While Montreal has a history of producing celebrated musical acts like Arcade Fire and Chromeo, lately, the city has become a hotspot for something less desirable: instrument thefts.

Among the growing list of victims is Canadian rock veterans April Wine, who have toured the world for four decades.

The band has been ripped off twice in Montreal: the first time, thieves made away with two of Breen Leboeuf's prized basses, including a rare acoustic instrument, from his car. And last year, thieves grabbed one of Brian Greenway's favourite guitars after a gig.

"I couldn't believe it was gone. I wasn't insured, none of my stuff was insured," he said, adding that he now insures all of his gear.

More recently, thieves in the city ripped off a truck stacked with gear belonging to punk godfather Iggy Pop and his backing band.

Several vintage guitars and amplifiers were stolen, including bassist Mike Watt's one-of-a-kind 1963 Gibson, which he had used for decades.

While Iggy Pop's stolen gear was appraised at tens of thousands of dollars, for many musicians, an instrument is a priceless tour companion that can inspire both creativity and impassioned performances.

Still, it's not just high-profile rockers who get ripped off. In fact, it's usually struggling musicians who are targeted, since they are forced to tour in small vans instead of busses and can't hire security to watch their gear after a gig.

Worse yet, up-and-comers often don't have the bankroll to immediately replace their instruments, making the loss even more pronounced.

Thieves grabbed a bunch of gear from Montreal hip-hop crew Loco Locass recently, stealing instruments, recording equipment and a computer.

"I started screaming when I saw this," said Chafik, one of the band's members. Not only did the thieves grab his bass, which was a high school gift from his mom, but they also walked away with a computer which contained all of the band's recordings.

Instrument thefts becoming increasingly common

For thieves, instruments are a boon. Not only do newer instruments have a strong resale value, but a well-built instrument only becomes more valuable with age.

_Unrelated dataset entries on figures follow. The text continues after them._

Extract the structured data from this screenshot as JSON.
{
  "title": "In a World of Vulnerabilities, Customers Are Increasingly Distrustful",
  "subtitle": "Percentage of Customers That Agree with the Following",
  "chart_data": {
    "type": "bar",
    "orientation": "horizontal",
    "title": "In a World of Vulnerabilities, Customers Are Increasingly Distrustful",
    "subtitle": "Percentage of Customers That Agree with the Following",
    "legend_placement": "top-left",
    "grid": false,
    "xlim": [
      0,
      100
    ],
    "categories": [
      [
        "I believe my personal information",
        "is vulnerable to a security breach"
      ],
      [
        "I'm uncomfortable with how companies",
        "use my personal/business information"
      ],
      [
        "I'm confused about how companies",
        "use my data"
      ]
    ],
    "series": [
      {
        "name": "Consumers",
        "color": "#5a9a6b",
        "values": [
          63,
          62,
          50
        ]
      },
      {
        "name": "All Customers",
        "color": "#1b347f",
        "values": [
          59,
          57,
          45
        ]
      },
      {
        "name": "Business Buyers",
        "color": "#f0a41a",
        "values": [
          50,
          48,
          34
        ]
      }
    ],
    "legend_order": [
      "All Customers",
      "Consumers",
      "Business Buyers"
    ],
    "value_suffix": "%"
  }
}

For example, more than 28 people were pining to buy a vintage 1957 Gibson Les Paul recently listed on eBay. The price tag: US$112,500.

Plus, unlike stealing a sports car, a hot guitar is easy to hide and transport, meaning the chance of tracking down a piece of missing gear is slim. For these reasons, such reports seem to be on the upswing in many cities.

Some notable recent thefts include:

  • In September 2008, a Rickenbacker guitar belonging to R.E.M. guitarist Peter Buck was stolen from the stage during a gig in Helsinki, Finland. Luckily, it was returned later that month.
  • In July 2007, American indie group Deerhunter was robbed at gunpoint after a gig in Atlanta.
  • In 2006, proto-grunge group Dinosaur Jr. was ripped off when thieves stole their touring van from a parking lot in Long Island City, N.Y.
  • In late November, 2006, punk/metal singer Danzig's touring van was ripped off in Santa Cruz, Calif.
  • In 1999, all of Sonic Youth's touring gear was stolen during a tour stop in Florida. Three custom guitars have since been recovered.
  • During a 1995 tour, thieves took all of Radiohead's gear in Denver. The band was forced to borrow instruments from tour mates Soul Asylum and skipped the city on several subsequent tours.